Um amigo enfrentou o dia fatídico e presenciou dois ataques histéricos na sala de recuperação. Assustadas com o peso e o caráter criminoso da decisão, as moças muitas vezes acordavam aos gritos da cirurgia.

Não conheci o Dr. Chaim, mas passei por dois abortos espontâneos e tomei a pílula do dia seguinte.

Em todas as ocasiões, senti algo parecido com dar um cavalo de pau num Fenemê acelerado.
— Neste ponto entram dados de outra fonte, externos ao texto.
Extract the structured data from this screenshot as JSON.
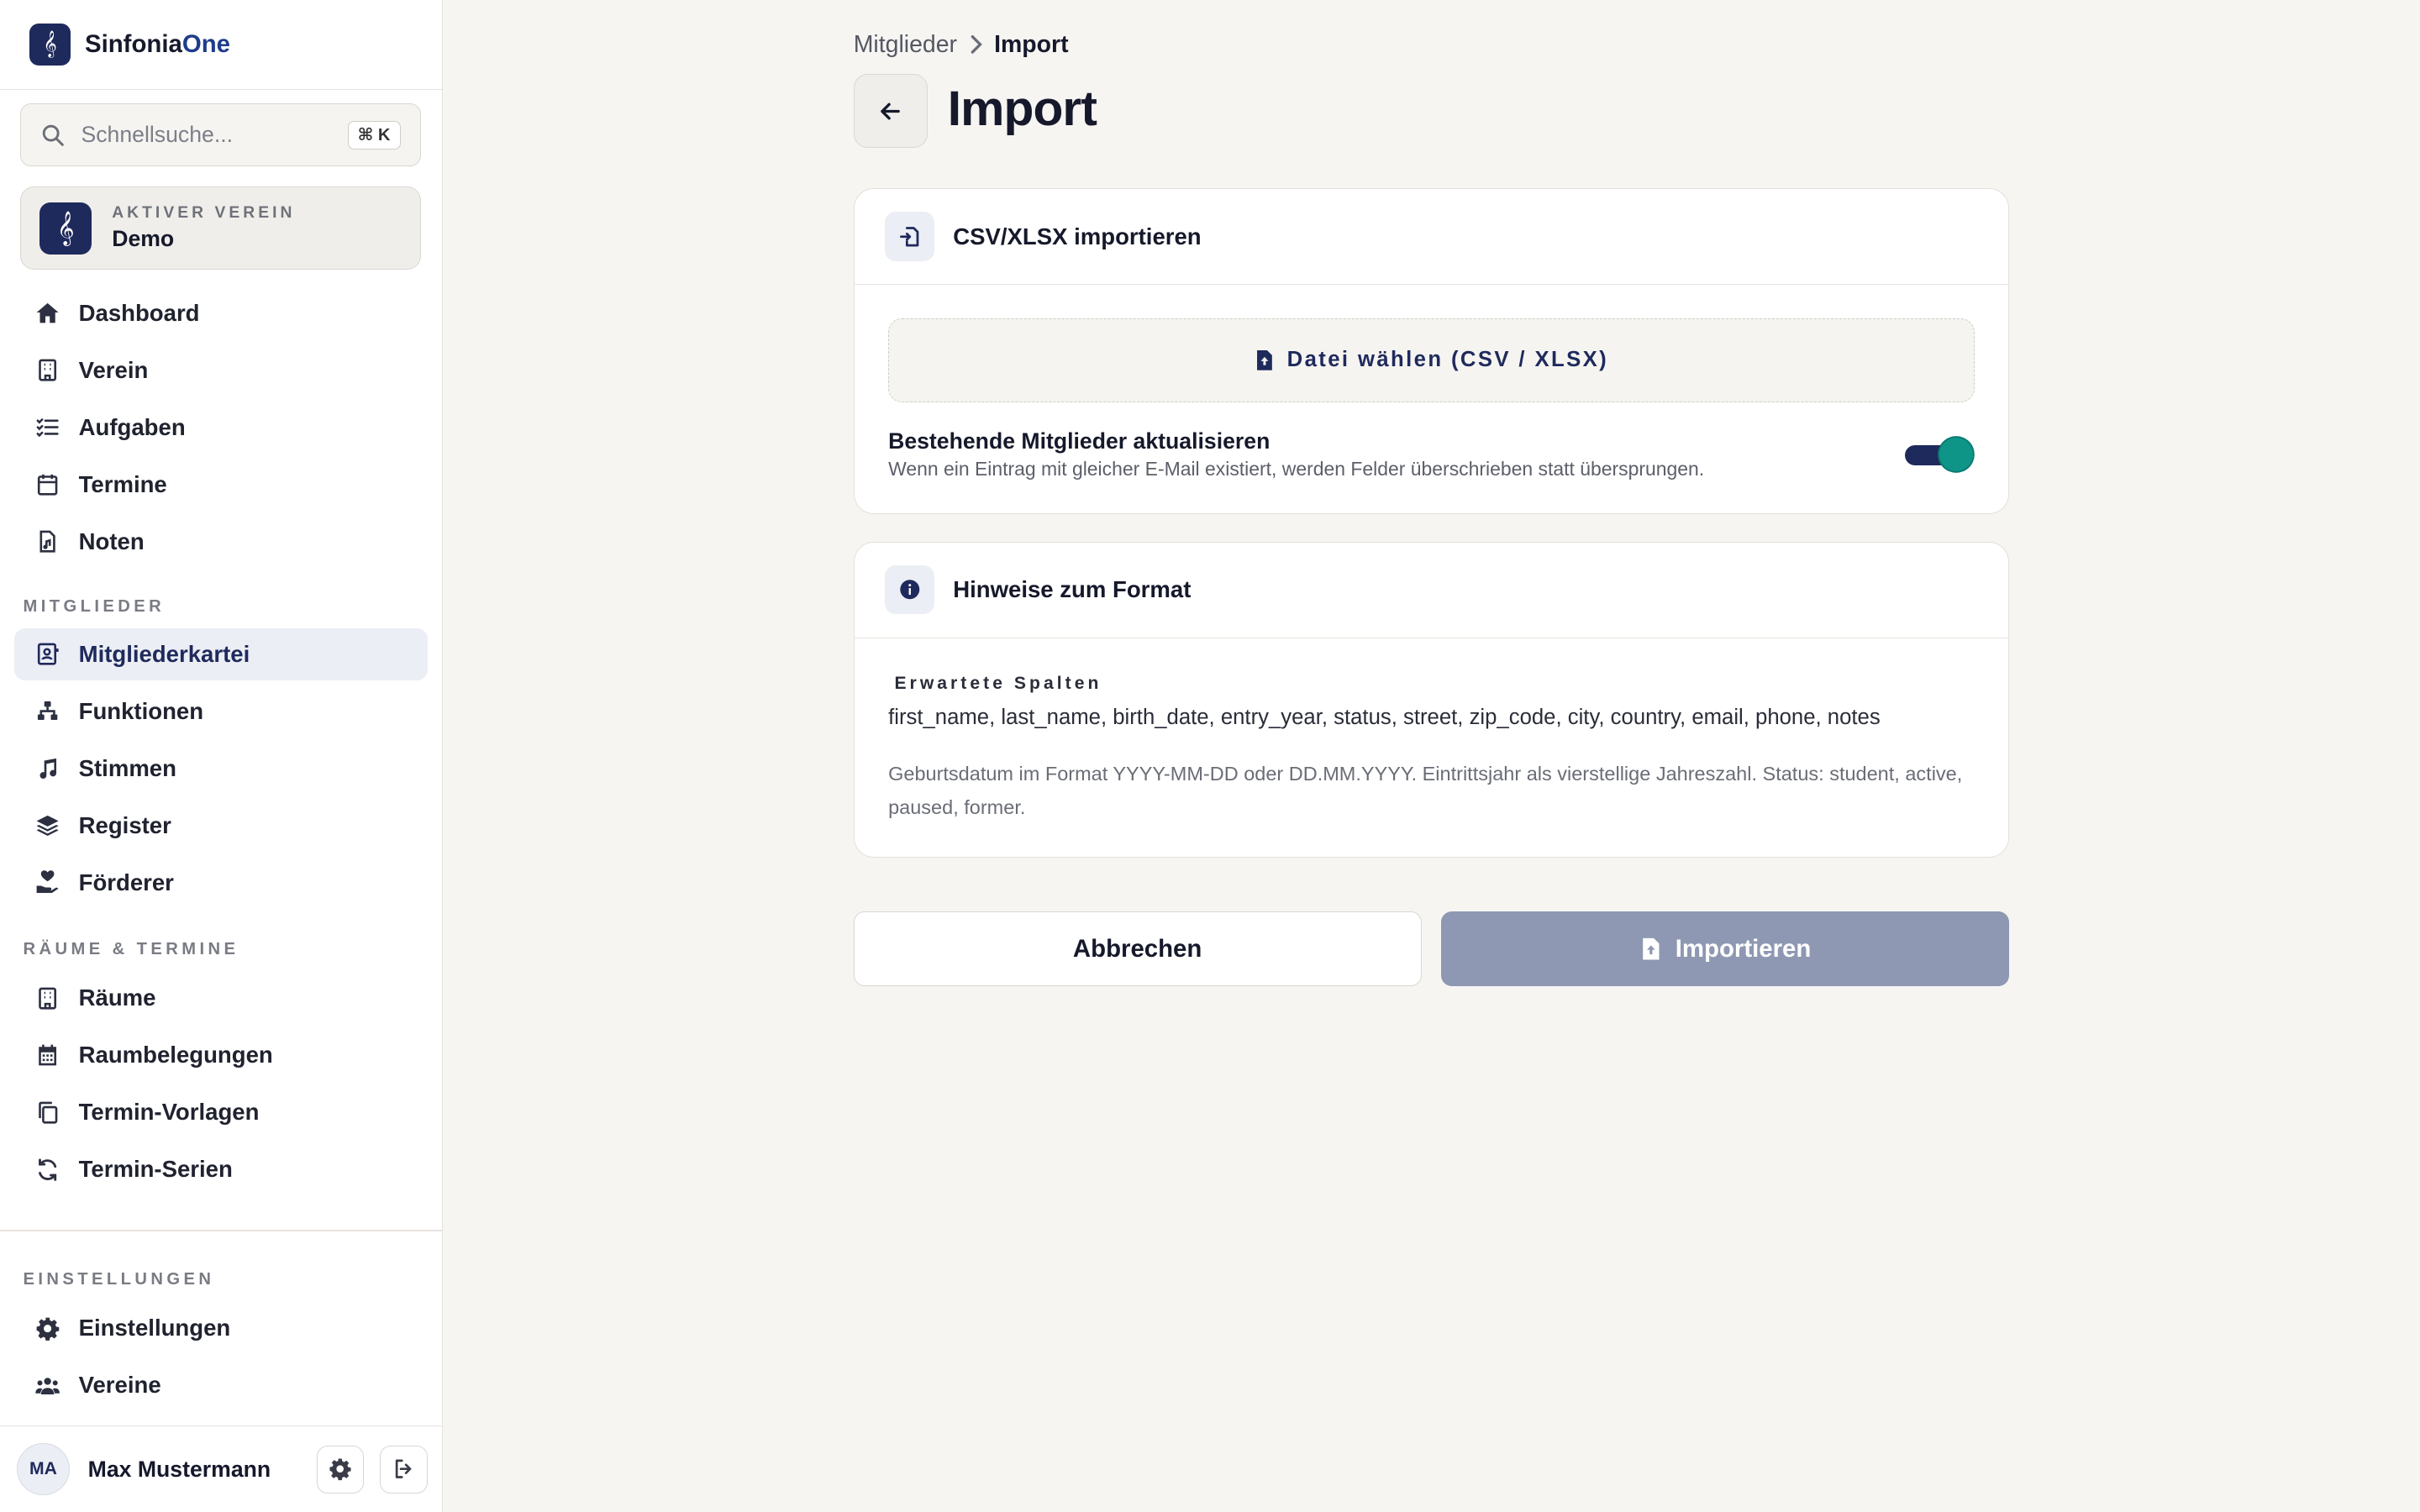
{
  "brand": {
    "name_part1": "Sinfonia",
    "name_part2": "One"
  },
  "search": {
    "placeholder": "Schnellsuche...",
    "shortcut": "⌘ K"
  },
  "active_club": {
    "label": "AKTIVER VEREIN",
    "name": "Demo"
  },
  "nav": {
    "main": [
      {
        "label": "Dashboard",
        "icon": "home-icon"
      },
      {
        "label": "Verein",
        "icon": "building-icon"
      },
      {
        "label": "Aufgaben",
        "icon": "list-check-icon"
      },
      {
        "label": "Termine",
        "icon": "calendar-icon"
      },
      {
        "label": "Noten",
        "icon": "sheet-music-file-icon"
      }
    ],
    "members_section": "MITGLIEDER",
    "members": [
      {
        "label": "Mitgliederkartei",
        "icon": "id-card-icon",
        "active": true
      },
      {
        "label": "Funktionen",
        "icon": "org-chart-icon"
      },
      {
        "label": "Stimmen",
        "icon": "music-note-icon"
      },
      {
        "label": "Register",
        "icon": "layers-icon"
      },
      {
        "label": "Förderer",
        "icon": "hand-heart-icon"
      }
    ],
    "rooms_section": "RÄUME & TERMINE",
    "rooms": [
      {
        "label": "Räume",
        "icon": "building-icon"
      },
      {
        "label": "Raumbelegungen",
        "icon": "calendar-grid-icon"
      },
      {
        "label": "Termin-Vorlagen",
        "icon": "copy-icon"
      },
      {
        "label": "Termin-Serien",
        "icon": "refresh-icon"
      }
    ],
    "settings_section": "EINSTELLUNGEN",
    "settings": [
      {
        "label": "Einstellungen",
        "icon": "gear-icon"
      },
      {
        "label": "Vereine",
        "icon": "users-icon"
      }
    ]
  },
  "user": {
    "initials": "MA",
    "name": "Max Mustermann"
  },
  "breadcrumb": {
    "parent": "Mitglieder",
    "current": "Import"
  },
  "page": {
    "title": "Import"
  },
  "import_card": {
    "title": "CSV/XLSX importieren",
    "file_button": "Datei wählen (CSV / XLSX)",
    "update_title": "Bestehende Mitglieder aktualisieren",
    "update_desc": "Wenn ein Eintrag mit gleicher E-Mail existiert, werden Felder überschrieben statt übersprungen.",
    "update_enabled": true
  },
  "format_card": {
    "title": "Hinweise zum Format",
    "columns_label": "Erwartete Spalten",
    "columns": "first_name, last_name, birth_date, entry_year, status, street, zip_code, city, country, email, phone, notes",
    "notes": "Geburtsdatum im Format YYYY-MM-DD oder DD.MM.YYYY. Eintrittsjahr als vierstellige Jahreszahl. Status: student, active, paused, former."
  },
  "actions": {
    "cancel": "Abbrechen",
    "import": "Importieren"
  },
  "colors": {
    "brand": "#1f2a5c",
    "toggle_knob": "#0f9488",
    "import_disabled": "#8e98b2",
    "background": "#f6f5f2"
  }
}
Uma vez fecundado, o óvulo se apodera do corpo, enviando ordens para o centro nervoso da gestante, a fim de garantir a imortalidade do DNA egoísta.

Indivíduo, desejo, livre arbítrio, tudo o que prega a cartilha de direitos civis passa para terceiro plano.

Vômitos, suadouro, depressão, medo, tristeza, vazio são alguns dos sintomas que experimentei.

Por isso, percebo algo falho nos slogans das campanhas pró-aborto, que afirmam que a mulher é livre para fazer o que quiser do próprio corpo. Uma gestação envolve, no mínimo, o parceiro, além de um misterioso terceiro elemento chamado embrião.

Não sei se há consciência no embrião, mas existe a vontade.

A defesa do direito ao aborto peca pelo tom libertário, assim como a da legalização das drogas, por vezes, parece esquecer da dependência trágica do vício.

É nesse ponto que a bancada conservadora se sobressai, ao se firmar como guardiã da vida, ignorando fato de que a imaculada pauta escamoteia o fracasso da política antidrogas e o mercado clandestino de aborteiros de plantão.

Sou favorável à regulamentação do aborto pelo mesmo motivo que defendo a legalização das drogas. Sua proibição acarreta mais danos do que benefícios à população.

Mas uma coisa é liberar a droga, outra é se libertar da droga. Uma coisa é legalizar o aborto, outra é controlar o sexo sem camisinha, é criar horizontes para crianças sem perspectiva de futuro.

Choca assistir ao encaminhamento de propostas ao Congresso que visam retroceder no direito ao aborto para mulheres vítimas de estupro, enquanto leis que restringem o comércio de armas se veem ameaçadas pelos interesses da indústria bélica.

É a lógica distorcida, tão bem definida em "Haiti", de Gil e Caetano, sobre o Papa que vê tanto espírito em feto e nenhum no marginal.

O aborto, no Brasil, esbarra em crenças e convicções inarredáveis; um embate sem solução, entre ciência e religião, para precisar o momento em que a intervenção cirúrgica maquia um assassinato.

Por ora, aprovar o uso da pílula do dia seguinte já diminuiria, e muito, o sofrimento de inúmeras mulheres que arriscam a saúde em clínicas ilegais.

O lobby dos fármacos, tão poderoso quanto o das armas, poderia exercer uma pressão maior sobre o plenário do que a retórica em torno da liberdade individual.

Pragmatismo econômico no lugar de ideologia. É triste, mas é a norma do século 21.